Joy smiled. “I’m pretty tough, Anthony. I can handle a past. It wouldn’t have mattered to me.”
“I know that now,” he said. “I even knew it after the first ten days with you. But by then it seemed like it was too late.”
“It wasn’t.”
They were both quiet for a moment.
“I had this whole When Harry Met Sally list ready for you. The day of the storm. I looked for you, but I couldn’t find you. And then, my father—” His voice broke.
She squeezed his hand again. “A When Harry Met Sally list? Like at the New Year’s Eve party?” The corners of her mouth turned up, just a little. He nodded. “I want to hear it.”
“Now?”
“Yes, now. If that’s okay with you. If you feel up to it.”
“Okay, then,” he said. He took a deep breath. He’d had this list ready since they’d fought out by Settlers’ Rock. “Here goes. I love how tough you are. I love that your daughter is fierce and independent because that’s how you are, Joy. Heck, I love that your name is Joy and that you pull it off. I love that you picked this island out of all the places in the world and you said, I’m going to set up shop here, and you did it. I love how you look in just your underwear. I love that you make fun of the tourists even though they’re the ones who buy most of your whoopie pies. I love that you drove that old neighbor of yours to the doctor once and instead of pretending you didn’t notice his shirt was on inside out, you told him so he could fix it before he embarrassed himself. Speaking of shirts: I love Maggie’s T-shirts, and I love that you actively seek out more of them for her. I love that you brush Pickles’s teeth.” He took a deep breath. He was surprised by how readily everything had come out. Grief could do that to you, though. It could open all of your pores, let all kinds of emotions escape, not just the sad ones. “I love how you brush your own teeth, for that matter, the way you come at them so earnestly, like you’re doing the most important job on the planet.”
Joy was smiling. “But I don’t go too rough on the gums,” she said. “My dentist is very clear about that.”
“No,” he said. “You’re totally gentle on the gums.”
She nodded crisply. “Okay,” she said. “That’s a decent list.”
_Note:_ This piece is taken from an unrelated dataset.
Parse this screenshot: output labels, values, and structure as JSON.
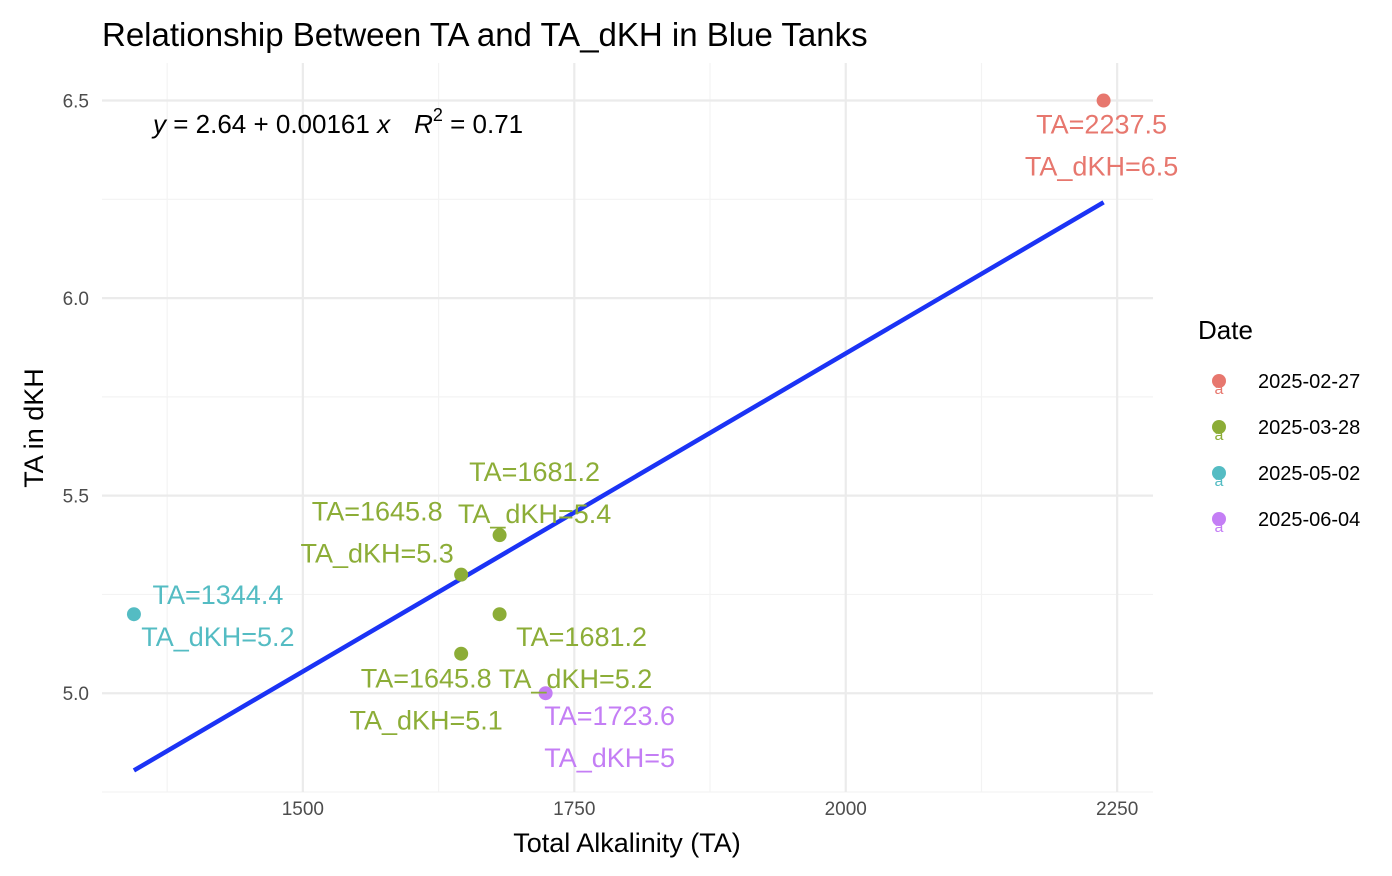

“Now you say, ‘You say things like that, and you make it impossible to hate you.’”
“Oh, brother,” she said. “I’m not going to say that.”
“Because it’s not true?”
“No,” she said. “Because I’m going to do this instead.” She kissed him, long, deep, and then he drew back, and then he kissed her. This was what he needed. This was solace.
“Do you think you could come?” he asked, when they paused. “To the funeral?”
She hesitated. “You don’t want me there. Do you?”
“I do.”
“Well, then I’ll be there. Of course I’ll be there. If you want me.”
“Max won’t be there,” he said. “He’s too young. But Cassie will. It might be strange for you to meet them. But then again, it might not.”
“As it turns out,” she said, “I’ve met them both. Sort of accidentally.”
“Really?”
“Really. I’ll tell you the whole story, another time.”
“Okay.”
Her smile was whole and open. Her eyes were a mix of fondness and kindness and possibly—dare he say it?—love. She didn’t know about Dorothy, and what he’d found out about his father’s career. She didn’t know everything that had happened in the bookstore. There was so much left to talk about, so much left to say. “Definitely,” she said. “Another time.”
Taken alone, they didn’t mean much, those two words: another, and time. But together—oh, the promises they held.